W-w is Hard

Well, there’s the brother-in-law who thinks he’s a chicken:

Some things are more important than football. A lot of things are more important than what kind of nasal strip a particular player wears while he plays football. I have written before about how image-obsessed the NFL relative to racial issues; these recent events have offered even more evidence of this imbalance. As players commit horrible crimes and sustain life-altering head injuries, the league regulates how long their socks must be. Caught up in minutiae, it has missed the more important things.

Welcome to the NFL, the league run by Pharisees.

Then’s there’s I and I need the eggs:

Catholics in the Windy City are smiling. In fact, all Chicagoans are happy right now.

Things are looking up, and there’s reason for hope.

Wait, what?

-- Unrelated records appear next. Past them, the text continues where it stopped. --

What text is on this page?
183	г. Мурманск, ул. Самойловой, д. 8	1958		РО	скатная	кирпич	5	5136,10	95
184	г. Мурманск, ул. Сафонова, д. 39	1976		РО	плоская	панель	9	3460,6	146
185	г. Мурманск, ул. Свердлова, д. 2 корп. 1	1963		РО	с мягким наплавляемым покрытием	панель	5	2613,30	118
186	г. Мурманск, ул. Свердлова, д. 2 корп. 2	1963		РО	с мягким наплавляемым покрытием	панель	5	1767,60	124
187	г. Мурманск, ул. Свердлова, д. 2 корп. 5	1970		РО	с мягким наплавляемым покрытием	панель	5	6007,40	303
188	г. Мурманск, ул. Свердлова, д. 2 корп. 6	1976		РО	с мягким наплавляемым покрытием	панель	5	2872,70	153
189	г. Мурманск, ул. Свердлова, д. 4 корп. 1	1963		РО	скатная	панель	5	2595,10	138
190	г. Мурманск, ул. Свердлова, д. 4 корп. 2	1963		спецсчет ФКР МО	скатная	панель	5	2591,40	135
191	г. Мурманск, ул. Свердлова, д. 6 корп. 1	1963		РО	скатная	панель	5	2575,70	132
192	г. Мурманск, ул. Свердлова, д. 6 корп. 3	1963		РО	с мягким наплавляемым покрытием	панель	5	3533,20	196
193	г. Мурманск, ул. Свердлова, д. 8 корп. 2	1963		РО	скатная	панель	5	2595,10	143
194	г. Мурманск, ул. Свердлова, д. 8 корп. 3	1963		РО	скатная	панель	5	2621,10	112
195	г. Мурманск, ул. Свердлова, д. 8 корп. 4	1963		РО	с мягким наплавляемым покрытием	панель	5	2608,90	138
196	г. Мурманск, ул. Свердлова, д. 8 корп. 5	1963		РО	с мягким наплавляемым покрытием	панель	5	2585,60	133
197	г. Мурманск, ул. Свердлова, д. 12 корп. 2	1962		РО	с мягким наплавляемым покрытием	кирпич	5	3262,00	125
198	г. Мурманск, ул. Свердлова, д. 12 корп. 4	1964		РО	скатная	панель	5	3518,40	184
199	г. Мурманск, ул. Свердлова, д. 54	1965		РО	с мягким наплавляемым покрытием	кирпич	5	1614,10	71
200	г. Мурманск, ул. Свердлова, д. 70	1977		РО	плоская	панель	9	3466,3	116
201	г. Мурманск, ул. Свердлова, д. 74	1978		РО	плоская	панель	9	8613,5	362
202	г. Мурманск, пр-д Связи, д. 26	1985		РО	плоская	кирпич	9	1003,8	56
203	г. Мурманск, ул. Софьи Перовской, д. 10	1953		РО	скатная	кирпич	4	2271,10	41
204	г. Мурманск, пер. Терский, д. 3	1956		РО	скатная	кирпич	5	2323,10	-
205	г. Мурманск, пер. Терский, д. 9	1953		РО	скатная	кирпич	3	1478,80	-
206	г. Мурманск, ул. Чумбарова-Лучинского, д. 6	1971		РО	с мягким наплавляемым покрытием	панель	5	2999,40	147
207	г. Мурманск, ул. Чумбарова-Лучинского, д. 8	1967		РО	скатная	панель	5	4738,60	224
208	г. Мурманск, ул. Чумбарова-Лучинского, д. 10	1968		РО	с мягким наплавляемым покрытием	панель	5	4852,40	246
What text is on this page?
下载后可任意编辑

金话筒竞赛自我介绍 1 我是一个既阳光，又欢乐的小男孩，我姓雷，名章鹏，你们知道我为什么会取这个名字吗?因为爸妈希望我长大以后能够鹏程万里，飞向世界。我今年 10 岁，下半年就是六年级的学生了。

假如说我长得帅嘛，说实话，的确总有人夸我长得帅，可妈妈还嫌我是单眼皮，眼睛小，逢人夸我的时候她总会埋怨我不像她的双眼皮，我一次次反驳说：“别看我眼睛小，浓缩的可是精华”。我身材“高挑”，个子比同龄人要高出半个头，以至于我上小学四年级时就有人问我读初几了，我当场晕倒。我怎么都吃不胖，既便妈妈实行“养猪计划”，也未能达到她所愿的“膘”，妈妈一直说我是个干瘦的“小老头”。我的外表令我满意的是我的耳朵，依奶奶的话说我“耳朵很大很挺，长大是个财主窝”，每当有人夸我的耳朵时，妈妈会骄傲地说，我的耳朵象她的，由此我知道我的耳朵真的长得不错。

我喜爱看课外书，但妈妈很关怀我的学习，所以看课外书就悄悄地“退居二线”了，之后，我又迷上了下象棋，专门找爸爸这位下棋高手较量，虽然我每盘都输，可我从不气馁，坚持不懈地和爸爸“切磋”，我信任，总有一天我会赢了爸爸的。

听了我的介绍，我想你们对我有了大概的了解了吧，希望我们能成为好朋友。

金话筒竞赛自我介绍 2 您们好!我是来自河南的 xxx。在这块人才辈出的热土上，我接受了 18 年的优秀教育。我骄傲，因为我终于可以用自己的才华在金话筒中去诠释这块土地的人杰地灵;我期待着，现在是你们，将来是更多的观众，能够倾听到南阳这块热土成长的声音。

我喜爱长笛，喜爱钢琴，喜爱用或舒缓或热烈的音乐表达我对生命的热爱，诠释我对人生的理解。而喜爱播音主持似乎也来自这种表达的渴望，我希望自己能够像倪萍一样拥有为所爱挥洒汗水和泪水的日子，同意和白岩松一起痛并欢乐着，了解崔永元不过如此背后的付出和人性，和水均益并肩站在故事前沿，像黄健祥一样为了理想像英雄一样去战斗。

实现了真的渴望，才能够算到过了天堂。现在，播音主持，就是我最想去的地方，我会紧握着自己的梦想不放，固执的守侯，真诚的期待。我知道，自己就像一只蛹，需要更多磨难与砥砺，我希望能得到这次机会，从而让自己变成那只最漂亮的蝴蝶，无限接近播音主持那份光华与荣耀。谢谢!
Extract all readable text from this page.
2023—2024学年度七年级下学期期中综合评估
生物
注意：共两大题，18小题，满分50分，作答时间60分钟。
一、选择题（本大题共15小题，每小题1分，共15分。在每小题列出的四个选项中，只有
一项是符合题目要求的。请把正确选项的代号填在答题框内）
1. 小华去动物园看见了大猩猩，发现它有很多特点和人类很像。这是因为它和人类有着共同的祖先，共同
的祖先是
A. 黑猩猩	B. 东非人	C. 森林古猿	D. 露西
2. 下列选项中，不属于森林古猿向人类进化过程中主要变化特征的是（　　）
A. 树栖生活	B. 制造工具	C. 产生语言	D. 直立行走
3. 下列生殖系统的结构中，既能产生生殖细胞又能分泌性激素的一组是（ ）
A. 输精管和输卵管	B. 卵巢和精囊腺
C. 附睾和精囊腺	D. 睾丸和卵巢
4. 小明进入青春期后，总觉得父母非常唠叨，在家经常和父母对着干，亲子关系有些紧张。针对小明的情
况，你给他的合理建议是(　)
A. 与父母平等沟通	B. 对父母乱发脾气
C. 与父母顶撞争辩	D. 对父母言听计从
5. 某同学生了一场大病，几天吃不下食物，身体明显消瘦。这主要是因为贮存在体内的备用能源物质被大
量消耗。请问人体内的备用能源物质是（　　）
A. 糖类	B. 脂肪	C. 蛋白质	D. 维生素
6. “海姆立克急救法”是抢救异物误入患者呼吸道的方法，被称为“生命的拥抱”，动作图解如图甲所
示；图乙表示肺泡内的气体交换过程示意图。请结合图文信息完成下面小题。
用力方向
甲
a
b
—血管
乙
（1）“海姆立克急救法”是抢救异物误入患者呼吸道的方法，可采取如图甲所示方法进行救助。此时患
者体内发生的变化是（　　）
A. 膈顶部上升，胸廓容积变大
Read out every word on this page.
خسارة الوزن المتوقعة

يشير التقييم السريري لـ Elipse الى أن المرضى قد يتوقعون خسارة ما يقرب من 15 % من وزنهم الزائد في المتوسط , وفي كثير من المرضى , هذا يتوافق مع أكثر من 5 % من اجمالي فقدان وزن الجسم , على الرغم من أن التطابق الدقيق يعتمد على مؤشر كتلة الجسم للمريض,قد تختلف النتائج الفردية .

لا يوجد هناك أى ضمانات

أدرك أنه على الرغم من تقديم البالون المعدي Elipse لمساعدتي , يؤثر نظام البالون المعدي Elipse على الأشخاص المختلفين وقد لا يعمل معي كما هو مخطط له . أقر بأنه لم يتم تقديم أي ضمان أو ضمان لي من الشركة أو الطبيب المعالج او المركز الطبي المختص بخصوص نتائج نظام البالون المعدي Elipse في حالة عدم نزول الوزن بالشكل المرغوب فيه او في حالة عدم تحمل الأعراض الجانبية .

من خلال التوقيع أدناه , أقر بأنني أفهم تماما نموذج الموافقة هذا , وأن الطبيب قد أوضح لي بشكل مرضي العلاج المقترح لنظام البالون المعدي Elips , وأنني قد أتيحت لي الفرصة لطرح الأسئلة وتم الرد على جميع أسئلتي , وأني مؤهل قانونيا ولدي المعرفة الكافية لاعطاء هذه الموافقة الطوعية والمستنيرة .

New archbishop? What are you talking about?

DAAAAA BEEEAAARS!!!

4 thoughts on “W-w is Hard

  1. Paul Helm uses Owen to show w-w is even harder than I thought:

    The will chooseth not the good, which the mind discovers; the affections delight not in that which the will chooseth; but all jar and interfere, cross and rebel against each other. This we have got by our falling from God. Hence sometimes the will leads, the judgment follows. Yea, commonly the affections, that should attend upon all [i.e. be subordinate to] the understanding get the sovereignty, and draw the whole soul captive after them.….Sometimes the mind retains its sovereignty, and the affections are in subjection, ready for its duty. This puts a good face upon things. Immediately the rebellion of the affections or the obstinacy of the will takes place and prevails, and the whole scene is changed. This, I say, makes the heart deceitful above all things. It agrees not at all in itself, is not constant to itself, hath no order that it is constant unto, is under no certain conduct that is stable; but, if I may so say, hath a rotation in itself, where ofttimes the feet lead and guide the whole.

    Who can think coherently on that great day?